Eventually, all eyes turned to John who had already started on the side dish of fried dumplings while the adults bickered.
‘I like both meat and vegetables,’ he said. ‘But the vegetables do take longer to cook, so we should just leave them in while the broth boils. When everything is hot enough we can just dip the meat in and cook it instantly, so no one has to wait for anything.’
It was the obvious solution, but no one ever wanted to compromise in the beginning. The ingredients went in: huge leaves of Chinese cabbage that would shrink down as they were boiled, local Kai Lan that Big Aunt swore was a hundred percent organic, then some meat and fish balls to please the children. Ma and Big Uncle dipped in meat with their chopsticks directly into the boiling broth, and then into the mixture of soy sauce and chilli flakes in the smaller dishes in front of them.

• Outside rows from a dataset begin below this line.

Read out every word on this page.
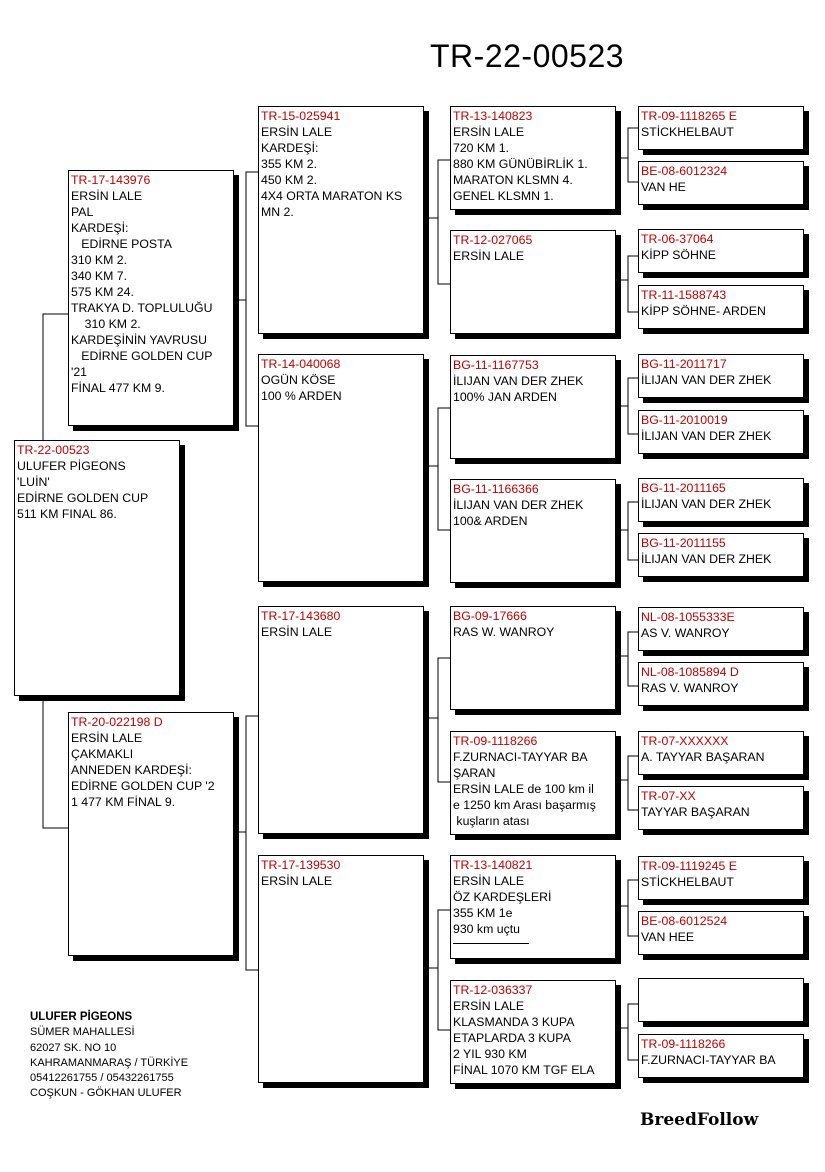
TR-22-00523
TR-22-00523
ULUFER PİGEONS
'LUİN'
EDİRNE GOLDEN CUP
511 KM FINAL 86.
TR-17-143976
ERSİN LALE
PAL
KARDEŞİ:
EDİRNE POSTA
310 KM 2.
340 KM 7.
575 KM 24.
TRAKYA D. TOPLULUĞU
310 KM 2.
KARDEŞİNİN YAVRUSU
EDİRNE GOLDEN CUP
'21
FİNAL 477 KM 9.
TR-20-022198 D
ERSİN LALE
ÇAKMAKLI
ANNEDEN KARDEŞİ:
EDİRNE GOLDEN CUP '2
1 477 KM FİNAL 9.
TR-15-025941
ERSİN LALE
KARDEŞİ:
355 KM 2.
450 KM 2.
4X4 ORTA MARATON KS
MN 2.
TR-14-040068
OGÜN KÖSE
100 % ARDEN
TR-17-143680
ERSİN LALE
TR-17-139530
ERSİN LALE
TR-13-140823
ERSİN LALE
720 KM 1.
880 KM GÜNÜBİRLİK 1.
MARATON KLSMN 4.
GENEL KLSMN 1.
TR-12-027065
ERSİN LALE
BG-11-1167753
İLIJAN VAN DER ZHEK
100% JAN ARDEN
BG-11-1166366
İLIJAN VAN DER ZHEK
100& ARDEN
BG-09-17666
RAS W. WANROY
TR-09-1118266
F.ZURNACI-TAYYAR BA
ŞARAN
ERSİN LALE de 100 km il
e 1250 km Arası başarmış
kuşların atası
TR-13-140821
ERSİN LALE
ÖZ KARDEŞLERİ
355 KM 1e
930 km uçtu
TR-12-036337
ERSİN LALE
KLASMANDA 3 KUPA
ETAPLARDA 3 KUPA
2 YIL 930 KM
FİNAL 1070 KM TGF ELA
TR-09-1118265 E
STİCKHELBAUT
BE-08-6012324
VAN HE
TR-06-37064
KİPP SÖHNE
TR-11-1588743
KİPP SÖHNE- ARDEN
BG-11-2011717
İLIJAN VAN DER ZHEK
BG-11-2010019
İLIJAN VAN DER ZHEK
BG-11-2011165
İLIJAN VAN DER ZHEK
BG-11-2011155
İLIJAN VAN DER ZHEK
NL-08-1055333E
AS V. WANROY
NL-08-1085894 D
RAS V. WANROY
TR-07-XXXXXX
A. TAYYAR BAŞARAN
TR-07-XX
TAYYAR BAŞARAN
TR-09-1119245 E
STİCKHELBAUT
BE-08-6012524
VAN HEE
TR-09-1118266
F.ZURNACI-TAYYAR BA
ULUFER PİGEONS
SÜMER MAHALLESİ
62027 SK. NO 10
KAHRAMANMARAŞ / TÜRKİYE
05412261755 / 05432261755
COŞKUN - GÖKHAN ULUFER
BreedFollow
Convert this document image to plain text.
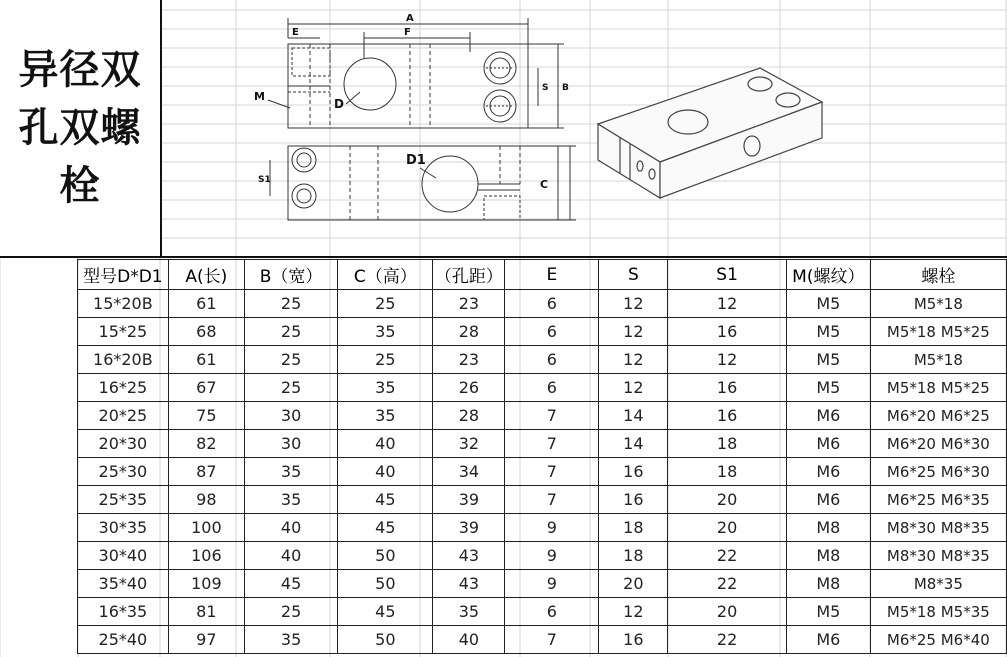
异径双孔双螺栓
A
E	F
M
D
S B
S1
D1
C
型号D*D1	A(长)	B（宽）	C（高）	（孔距）	E	S	S1	M(螺纹）	螺栓
15*20B	61	25	25	23	6	12	12	M5	M5*18
15*25	68	25	35	28	6	12	16	M5	M5*18 M5*25
16*20B	61	25	25	23	6	12	12	M5	M5*18
16*25	67	25	35	26	6	12	16	M5	M5*18 M5*25
20*25	75	30	35	28	7	14	16	M6	M6*20 M6*25
20*30	82	30	40	32	7	14	18	M6	M6*20 M6*30
25*30	87	35	40	34	7	16	18	M6	M6*25 M6*30
25*35	98	35	45	39	7	16	20	M6	M6*25 M6*35
30*35	100	40	45	39	9	18	20	M8	M8*30 M8*35
30*40	106	40	50	43	9	18	22	M8	M8*30 M8*35
35*40	109	45	50	43	9	20	22	M8	M8*35
16*35	81	25	45	35	6	12	20	M5	M5*18 M5*35
25*40	97	35	50	40	7	16	22	M6	M6*25 M6*40
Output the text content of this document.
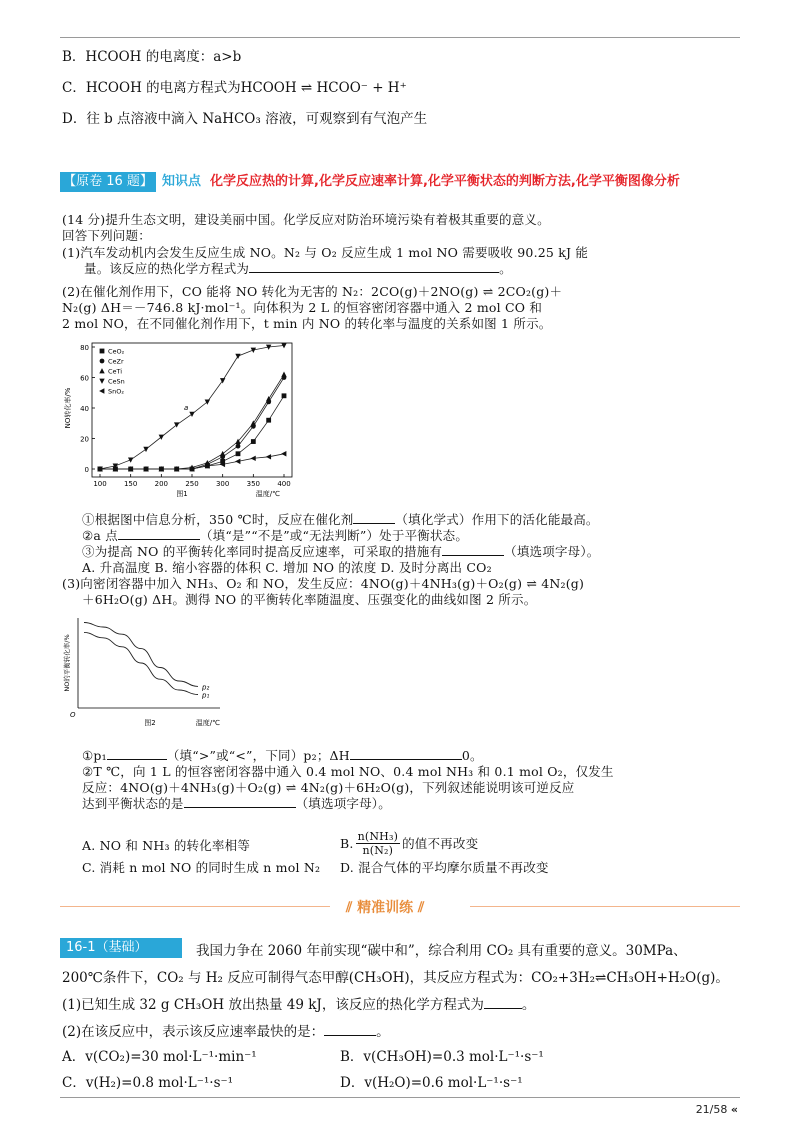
B．HCOOH 的电离度：a>b
C．HCOOH 的电离方程式为HCOOH ⇌ HCOO⁻ + H⁺
D．往 b 点溶液中滴入 NaHCO₃ 溶液，可观察到有气泡产生
【原卷 16 题】 知识点 化学反应热的计算,化学反应速率计算,化学平衡状态的判断方法,化学平衡图像分析
(14 分)提升生态文明，建设美丽中国。化学反应对防治环境污染有着极其重要的意义。
回答下列问题：
(1)汽车发动机内会发生反应生成 NO。N₂ 与 O₂ 反应生成 1 mol NO 需要吸收 90.25 kJ 能
量。该反应的热化学方程式为	。
(2)在催化剂作用下，CO 能将 NO 转化为无害的 N₂：2CO(g)＋2NO(g) ⇌ 2CO₂(g)＋
N₂(g) ΔH＝－746.8 kJ·mol⁻¹。向体积为 2 L 的恒容密闭容器中通入 2 mol CO 和
2 mol NO，在不同催化剂作用下，t min 内 NO 的转化率与温度的关系如图 1 所示。
0
20
40
60
80
100 150 200 250 300 350 400
NO转化率/%
图1	温度/℃
CeO₂
CeZr
CeTi
CeSn
SnO₂
a
①根据图中信息分析，350 ℃时，反应在催化剂	（填化学式）作用下的活化能最高。
②a 点	（填“是”“不是”或“无法判断”）处于平衡状态。
③为提高 NO 的平衡转化率同时提高反应速率，可采取的措施有	（填选项字母）。
A. 升高温度 B. 缩小容器的体积 C. 增加 NO 的浓度 D. 及时分离出 CO₂
(3)向密闭容器中加入 NH₃、O₂ 和 NO，发生反应：4NO(g)＋4NH₃(g)＋O₂(g) ⇌ 4N₂(g)
＋6H₂O(g) ΔH。测得 NO 的平衡转化率随温度、压强变化的曲线如图 2 所示。
NO的平衡转化率/%
O
图2	温度/℃
p₂
p₁
①p₁	（填“>”或“<”，下同）p₂；ΔH	0。
②T ℃，向 1 L 的恒容密闭容器中通入 0.4 mol NO、0.4 mol NH₃ 和 0.1 mol O₂，仅发生
反应：4NO(g)＋4NH₃(g)＋O₂(g) ⇌ 4N₂(g)＋6H₂O(g)，下列叙述能说明该可逆反应
达到平衡状态的是	（填选项字母）。
A. NO 和 NH₃ 的转化率相等	B. n(NH₃)
n(N₂) 的值不再改变
C. 消耗 n mol NO 的同时生成 n mol N₂ D. 混合气体的平均摩尔质量不再改变
⫽ 精准训练 ⫽
16-1（基础）	我国力争在 2060 年前实现“碳中和”，综合利用 CO₂ 具有重要的意义。30MPa、
200℃条件下，CO₂ 与 H₂ 反应可制得气态甲醇(CH₃OH)，其反应方程式为：CO₂+3H₂⇌CH₃OH+H₂O(g)。
(1)已知生成 32 g CH₃OH 放出热量 49 kJ，该反应的热化学方程式为	。
(2)在该反应中，表示该反应速率最快的是：	。
A．v(CO₂)=30 mol·L⁻¹·min⁻¹	B．v(CH₃OH)=0.3 mol·L⁻¹·s⁻¹
C．v(H₂)=0.8 mol·L⁻¹·s⁻¹	D．v(H₂O)=0.6 mol·L⁻¹·s⁻¹
21/58 «
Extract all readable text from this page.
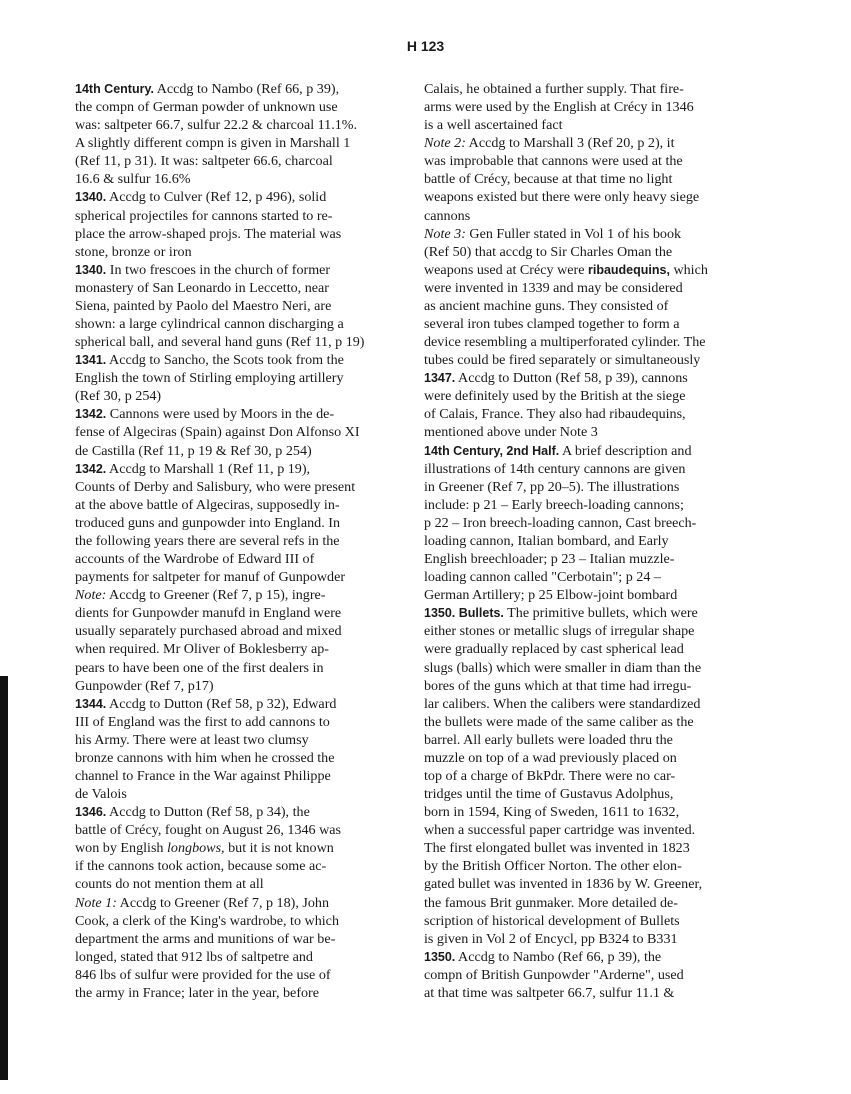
H 123
14th Century. Accdg to Nambo (Ref 66, p 39),
the compn of German powder of unknown use
was: saltpeter 66.7, sulfur 22.2 & charcoal 11.1%.
A slightly different compn is given in Marshall 1
(Ref 11, p 31). It was: saltpeter 66.6, charcoal
16.6 & sulfur 16.6%
1340. Accdg to Culver (Ref 12, p 496), solid
spherical projectiles for cannons started to re-
place the arrow-shaped projs. The material was
stone, bronze or iron
1340. In two frescoes in the church of former
monastery of San Leonardo in Leccetto, near
Siena, painted by Paolo del Maestro Neri, are
shown: a large cylindrical cannon discharging a
spherical ball, and several hand guns (Ref 11, p 19)
1341. Accdg to Sancho, the Scots took from the
English the town of Stirling employing artillery
(Ref 30, p 254)
1342. Cannons were used by Moors in the de-
fense of Algeciras (Spain) against Don Alfonso XI
de Castilla (Ref 11, p 19 & Ref 30, p 254)
1342. Accdg to Marshall 1 (Ref 11, p 19),
Counts of Derby and Salisbury, who were present
at the above battle of Algeciras, supposedly in-
troduced guns and gunpowder into England. In
the following years there are several refs in the
accounts of the Wardrobe of Edward III of
payments for saltpeter for manuf of Gunpowder
Note: Accdg to Greener (Ref 7, p 15), ingre-
dients for Gunpowder manufd in England were
usually separately purchased abroad and mixed
when required. Mr Oliver of Boklesberry ap-
pears to have been one of the first dealers in
Gunpowder (Ref 7, p17)
1344. Accdg to Dutton (Ref 58, p 32), Edward
III of England was the first to add cannons to
his Army. There were at least two clumsy
bronze cannons with him when he crossed the
channel to France in the War against Philippe
de Valois
1346. Accdg to Dutton (Ref 58, p 34), the
battle of Crécy, fought on August 26, 1346 was
won by English longbows, but it is not known
if the cannons took action, because some ac-
counts do not mention them at all
Note 1: Accdg to Greener (Ref 7, p 18), John
Cook, a clerk of the King's wardrobe, to which
department the arms and munitions of war be-
longed, stated that 912 lbs of saltpetre and
846 lbs of sulfur were provided for the use of
the army in France; later in the year, before
Calais, he obtained a further supply. That fire-
arms were used by the English at Crécy in 1346
is a well ascertained fact
Note 2: Accdg to Marshall 3 (Ref 20, p 2), it
was improbable that cannons were used at the
battle of Crécy, because at that time no light
weapons existed but there were only heavy siege
cannons
Note 3: Gen Fuller stated in Vol 1 of his book
(Ref 50) that accdg to Sir Charles Oman the
weapons used at Crécy were ribaudequins, which
were invented in 1339 and may be considered
as ancient machine guns. They consisted of
several iron tubes clamped together to form a
device resembling a multiperforated cylinder. The
tubes could be fired separately or simultaneously
1347. Accdg to Dutton (Ref 58, p 39), cannons
were definitely used by the British at the siege
of Calais, France. They also had ribaudequins,
mentioned above under Note 3
14th Century, 2nd Half. A brief description and
illustrations of 14th century cannons are given
in Greener (Ref 7, pp 20–5). The illustrations
include: p 21 – Early breech-loading cannons;
p 22 – Iron breech-loading cannon, Cast breech-
loading cannon, Italian bombard, and Early
English breechloader; p 23 – Italian muzzle-
loading cannon called "Cerbotain"; p 24 –
German Artillery; p 25 Elbow-joint bombard
1350. Bullets. The primitive bullets, which were
either stones or metallic slugs of irregular shape
were gradually replaced by cast spherical lead
slugs (balls) which were smaller in diam than the
bores of the guns which at that time had irregu-
lar calibers. When the calibers were standardized
the bullets were made of the same caliber as the
barrel. All early bullets were loaded thru the
muzzle on top of a wad previously placed on
top of a charge of BkPdr. There were no car-
tridges until the time of Gustavus Adolphus,
born in 1594, King of Sweden, 1611 to 1632,
when a successful paper cartridge was invented.
The first elongated bullet was invented in 1823
by the British Officer Norton. The other elon-
gated bullet was invented in 1836 by W. Greener,
the famous Brit gunmaker. More detailed de-
scription of historical development of Bullets
is given in Vol 2 of Encycl, pp B324 to B331
1350. Accdg to Nambo (Ref 66, p 39), the
compn of British Gunpowder "Arderne", used
at that time was saltpeter 66.7, sulfur 11.1 &
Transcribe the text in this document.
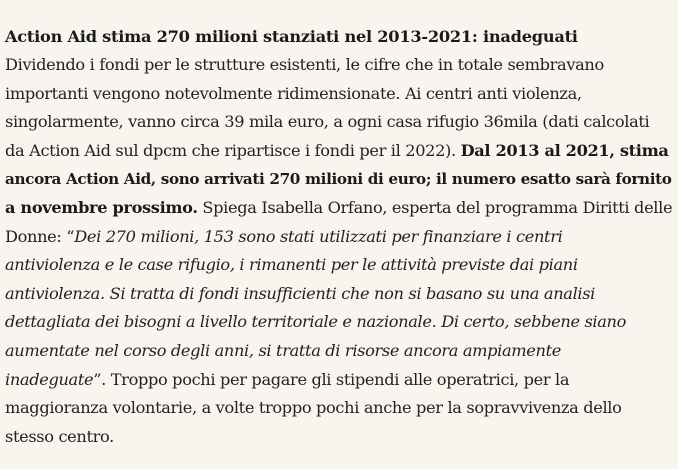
Action Aid stima 270 milioni stanziati nel 2013-2021: inadeguati

Dividendo i fondi per le strutture esistenti, le cifre che in totale sembravano
importanti vengono notevolmente ridimensionate. Ai centri anti violenza,
singolarmente, vanno circa 39 mila euro, a ogni casa rifugio 36mila (dati calcolati
da Action Aid sul dpcm che ripartisce i fondi per il 2022). Dal 2013 al 2021, stima
ancora Action Aid, sono arrivati 270 milioni di euro; il numero esatto sarà fornito
a novembre prossimo. Spiega Isabella Orfano, esperta del programma Diritti delle
Donne: “Dei 270 milioni, 153 sono stati utilizzati per finanziare i centri
antiviolenza e le case rifugio, i rimanenti per le attività previste dai piani
antiviolenza. Si tratta di fondi insufficienti che non si basano su una analisi
dettagliata dei bisogni a livello territoriale e nazionale. Di certo, sebbene siano
aumentate nel corso degli anni, si tratta di risorse ancora ampiamente
inadeguate”. Troppo pochi per pagare gli stipendi alle operatrici, per la
maggioranza volontarie, a volte troppo pochi anche per la sopravvivenza dello
stesso centro.
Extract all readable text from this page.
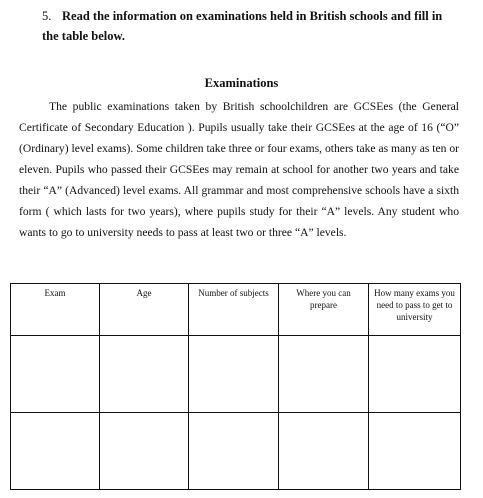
5. Read the information on examinations held in British schools and fill in the table below.
Examinations

The public examinations taken by British schoolchildren are GCSEes (the General Certificate of Secondary Education ). Pupils usually take their GCSEes at the age of 16 (“O” (Ordinary) level exams). Some children take three or four exams, others take as many as ten or eleven. Pupils who passed their GCSEes may remain at school for another two years and take their “A” (Advanced) level exams. All grammar and most comprehensive schools have a sixth form ( which lasts for two years), where pupils study for their “A” levels. Any student who wants to go to university needs to pass at least two or three “A” levels.

Exam	Age	Number of subjects	Where you can prepare	How many exams you need to pass to get to university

We ate peacefully, as the talk turned to politics. Big Uncle laughed about another Malaysian politician’s alleged sex tape, while Big Aunt scolded him and said there were children at the table. Another corruption scandal. One of our relatives working in the government civil service had mentioned something or other to Big Uncle, ensuring that the rumours would spread further and further through the country until even primary school children had worked the words into their schoolyard games. Ma asked John about university—where was he going to live, and who was going to help him move all his things? Then to our younger cousin—would he miss his older brother? He shrugged in response, mouth full of food.
John hadn’t just gotten into a university overseas, but he was going to be the first doctor in our family. Big Uncle often boasted that if Po Po and Gong Gong had been rich enough to send him overseas, he would have been able to be a doctor too, and wouldn’t have had to start working at such a young age. I couldn’t think of a worse profession for him—with his red face and furrowed brows, staring down a patient as they tried to explain their symptoms. He was a much better businessman, with the courage to strong arm people into giving him what he wanted. John would probably be a good doctor. Luckily, he had inherited Big Aunt’s patience and thoughtful eyes, and I had never seen him frustrated or upset before.